J. STERLING MORTON
The founder of Arbor Day started by planting orchards on treeless plains.
Like many people involved in the foundation of territorial Nebraska, J. Sterling Morton had interests in several areas. He was a newspaper editor, politician, horticulturist and author.
In 1854, two months after settling in Nebraska Territory, the 22-year-old Morton became involved in a political dispute. He challenged then-acting Territorial Governor Thomas Cumming on the legality of designating Omaha the territorial capitol, when in fact two-thirds of the population lived south of the Platte River. At times, the territorial legislature had fistfights and gun battles over this dispute. Morton and the rest of the South Platte constituency tried unsuccessfully to secede the South Platte region to Kansas Territory.
In 1867, having already been appointed territorial governor of Nebraska and serving within the legislature, Morton entered the race to become the state of Nebraska's first governor. He was narrowly defeated by David Butler in an election that many think may have been corrupt.
Morton was named the first presidential cabinet member from west of the Missouri River when, in 1893, he was appointed U.S. secretary of agriculture by President Grover Cleveland.
However, J. Sterling Morton is best known as the founder of Arbor Day. It was his resolution before the State Board of Agriculture that began Arbor Day in 1872. A prize was designated for the person who "properly planted the most trees." On the first Arbor Day, more than a million trees were planted. Morton said, "Other holidays repose upon the past; Arbor Day proposes for the future."
In 1874, Governor Robert Furnas issued a proclamation asking Nebraskans to observe Arbor Day. In 1885, Arbor Day was changed from April 10 to April 22 in honor of Morton's birthday. Today, Arbor Day is designated as the last Friday in April and is observed in many parts of the world.

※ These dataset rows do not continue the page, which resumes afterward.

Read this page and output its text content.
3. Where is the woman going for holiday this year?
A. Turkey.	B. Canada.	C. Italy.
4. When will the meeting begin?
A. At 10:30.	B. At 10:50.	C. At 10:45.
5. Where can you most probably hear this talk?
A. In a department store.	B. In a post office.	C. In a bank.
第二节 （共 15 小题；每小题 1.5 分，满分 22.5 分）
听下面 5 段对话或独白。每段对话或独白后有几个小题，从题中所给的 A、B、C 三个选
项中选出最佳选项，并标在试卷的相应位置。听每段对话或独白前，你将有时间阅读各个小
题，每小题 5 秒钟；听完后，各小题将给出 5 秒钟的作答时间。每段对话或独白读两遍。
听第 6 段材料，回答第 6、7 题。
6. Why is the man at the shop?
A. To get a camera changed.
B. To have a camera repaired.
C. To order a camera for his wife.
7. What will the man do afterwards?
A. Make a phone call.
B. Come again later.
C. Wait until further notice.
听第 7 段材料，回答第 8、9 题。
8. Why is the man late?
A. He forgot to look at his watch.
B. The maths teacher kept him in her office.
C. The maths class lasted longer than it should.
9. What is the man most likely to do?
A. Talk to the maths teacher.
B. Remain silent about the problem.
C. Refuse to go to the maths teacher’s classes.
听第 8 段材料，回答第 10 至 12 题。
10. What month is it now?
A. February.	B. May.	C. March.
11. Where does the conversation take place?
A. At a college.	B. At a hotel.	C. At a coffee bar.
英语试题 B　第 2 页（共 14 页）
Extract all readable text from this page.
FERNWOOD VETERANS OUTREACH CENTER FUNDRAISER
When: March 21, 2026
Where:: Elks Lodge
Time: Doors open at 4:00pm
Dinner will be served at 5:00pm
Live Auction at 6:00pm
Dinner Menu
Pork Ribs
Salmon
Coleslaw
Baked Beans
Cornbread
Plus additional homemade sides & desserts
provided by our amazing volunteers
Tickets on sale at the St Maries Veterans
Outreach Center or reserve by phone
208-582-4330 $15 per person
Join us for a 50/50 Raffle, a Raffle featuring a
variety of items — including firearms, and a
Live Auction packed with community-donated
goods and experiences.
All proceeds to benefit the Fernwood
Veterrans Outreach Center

Arbor Lodge, Morton's home in Nebraska City, grew from a four-room farmhouse into a 52-room mansion. A 65-acre arboretum with more than 250 species of trees and shrubs provides the setting for the house. Morton himself planted most of them, including a rare type of mature American chestnut. In 1923, the Morton family donated the house and grounds to the state as a monument to Morton. Today, Arbor Lodge is a state historical park.